On January 1, 1862, he wrote to Mr. Seward, the Secretary of State:
“The importance of the early completion of the Atlantic telegraph can hardly be estimated. What would have been its value to the English and United States governments if it had been in operation on the 30th of November last, on which day Earl Russell was writing to Lord Lyons, and you at the same time to Mr. Adams, our minister in London?
“A few short messages between the two governments and all would have been satisfactorily explained. I have no doubt that the English government has expanded more money during the last thirty days in preparation for war with this country than the whole cost of manufacturing and laying a good cable between Newfoundland and Ireland.
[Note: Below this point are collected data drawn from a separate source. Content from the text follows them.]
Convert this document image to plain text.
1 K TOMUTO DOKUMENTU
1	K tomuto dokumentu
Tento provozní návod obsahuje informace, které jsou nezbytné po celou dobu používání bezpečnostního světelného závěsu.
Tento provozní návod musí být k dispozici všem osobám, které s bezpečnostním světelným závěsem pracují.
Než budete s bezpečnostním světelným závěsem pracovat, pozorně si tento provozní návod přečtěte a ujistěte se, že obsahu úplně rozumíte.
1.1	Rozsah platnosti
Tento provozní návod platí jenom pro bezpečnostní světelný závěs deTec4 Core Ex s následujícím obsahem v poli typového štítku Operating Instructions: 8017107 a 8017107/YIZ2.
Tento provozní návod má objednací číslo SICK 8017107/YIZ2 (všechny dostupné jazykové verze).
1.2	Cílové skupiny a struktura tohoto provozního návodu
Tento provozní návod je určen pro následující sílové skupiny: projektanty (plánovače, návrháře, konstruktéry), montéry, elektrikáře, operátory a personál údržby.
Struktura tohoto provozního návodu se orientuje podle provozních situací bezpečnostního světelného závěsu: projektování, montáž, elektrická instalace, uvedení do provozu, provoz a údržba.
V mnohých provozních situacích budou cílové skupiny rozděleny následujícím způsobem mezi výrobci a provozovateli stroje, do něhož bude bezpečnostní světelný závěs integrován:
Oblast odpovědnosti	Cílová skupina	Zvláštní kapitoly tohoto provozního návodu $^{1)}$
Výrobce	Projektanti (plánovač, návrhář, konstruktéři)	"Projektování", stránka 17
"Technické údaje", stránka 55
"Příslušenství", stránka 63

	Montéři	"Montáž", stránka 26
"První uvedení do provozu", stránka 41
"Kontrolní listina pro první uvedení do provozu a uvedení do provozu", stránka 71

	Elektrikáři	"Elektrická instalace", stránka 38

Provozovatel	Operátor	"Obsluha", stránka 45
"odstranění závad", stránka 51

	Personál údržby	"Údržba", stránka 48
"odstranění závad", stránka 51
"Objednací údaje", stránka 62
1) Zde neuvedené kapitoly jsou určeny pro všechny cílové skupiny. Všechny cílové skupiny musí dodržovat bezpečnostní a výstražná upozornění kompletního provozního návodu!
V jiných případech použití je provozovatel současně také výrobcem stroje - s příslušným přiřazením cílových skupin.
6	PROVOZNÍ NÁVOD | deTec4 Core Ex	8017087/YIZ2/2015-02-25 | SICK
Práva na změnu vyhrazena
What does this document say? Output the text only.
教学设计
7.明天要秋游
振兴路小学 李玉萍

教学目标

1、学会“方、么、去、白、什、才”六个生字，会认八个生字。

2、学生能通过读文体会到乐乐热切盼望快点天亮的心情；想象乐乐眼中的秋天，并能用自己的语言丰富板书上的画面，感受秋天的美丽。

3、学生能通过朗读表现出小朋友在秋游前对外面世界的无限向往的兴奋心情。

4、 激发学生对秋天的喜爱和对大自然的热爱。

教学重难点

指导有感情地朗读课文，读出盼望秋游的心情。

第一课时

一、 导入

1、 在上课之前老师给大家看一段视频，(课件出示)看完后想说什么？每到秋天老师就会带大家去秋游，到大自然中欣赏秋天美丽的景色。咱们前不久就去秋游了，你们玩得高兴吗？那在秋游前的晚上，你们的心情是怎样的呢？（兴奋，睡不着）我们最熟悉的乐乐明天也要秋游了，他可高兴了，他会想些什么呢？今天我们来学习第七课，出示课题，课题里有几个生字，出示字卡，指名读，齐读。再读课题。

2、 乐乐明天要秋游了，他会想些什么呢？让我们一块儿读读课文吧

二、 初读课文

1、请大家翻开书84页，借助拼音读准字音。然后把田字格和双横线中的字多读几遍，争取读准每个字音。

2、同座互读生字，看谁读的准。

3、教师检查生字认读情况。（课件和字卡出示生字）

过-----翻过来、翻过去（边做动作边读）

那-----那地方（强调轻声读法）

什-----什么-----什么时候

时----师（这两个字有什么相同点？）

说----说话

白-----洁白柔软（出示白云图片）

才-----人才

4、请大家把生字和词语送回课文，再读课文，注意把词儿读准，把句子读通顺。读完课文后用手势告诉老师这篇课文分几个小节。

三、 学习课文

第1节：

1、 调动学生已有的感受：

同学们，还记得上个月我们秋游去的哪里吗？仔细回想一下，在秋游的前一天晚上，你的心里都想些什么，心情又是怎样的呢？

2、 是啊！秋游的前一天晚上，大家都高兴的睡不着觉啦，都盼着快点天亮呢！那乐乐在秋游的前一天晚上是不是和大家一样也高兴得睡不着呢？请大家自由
“At this moment you can telegraph from St. John’s, Newfoundland, to every town of importance in British North America and to all the principal cities in the loyal States, even to San Francisco, on the Pacific, a distance by the route of the telegraph of over fifty-four hundred miles. From Valentia, in Ireland, there is also now telegraph communication with all the capitals of Europe, and to Algiers, in Africa, about twenty-one hundred miles; to Odessa, on the Black Sea, twenty-nine hundred and forty miles; to Constantinople, thirty-one hundred and fifty miles, and to Omsk, in Siberia, about five thousand miles.
“All that is now required to connect Omsk, in Siberia, with San Francisco, California, on the Pacific, and all intermediate points, is a telegraph cable from Valentia Island to Newfoundland, a distance of sixteen hundred and forty nautical miles.
“What could the governments of Great Britain and the United States do so effectually to bind the two countries in bonds of amity and interest as to complete at the earliest possible moment this connecting link between the two countries?...
“Will you pardon me for suggesting to you the propriety of opening a correspondence with the English government upon the subject, and proposing that the Atlantic Telegraph Company should be aided or encouraged to complete their line, and that the two governments should enter into a treaty that in case of any war between them the cable should not be molested?”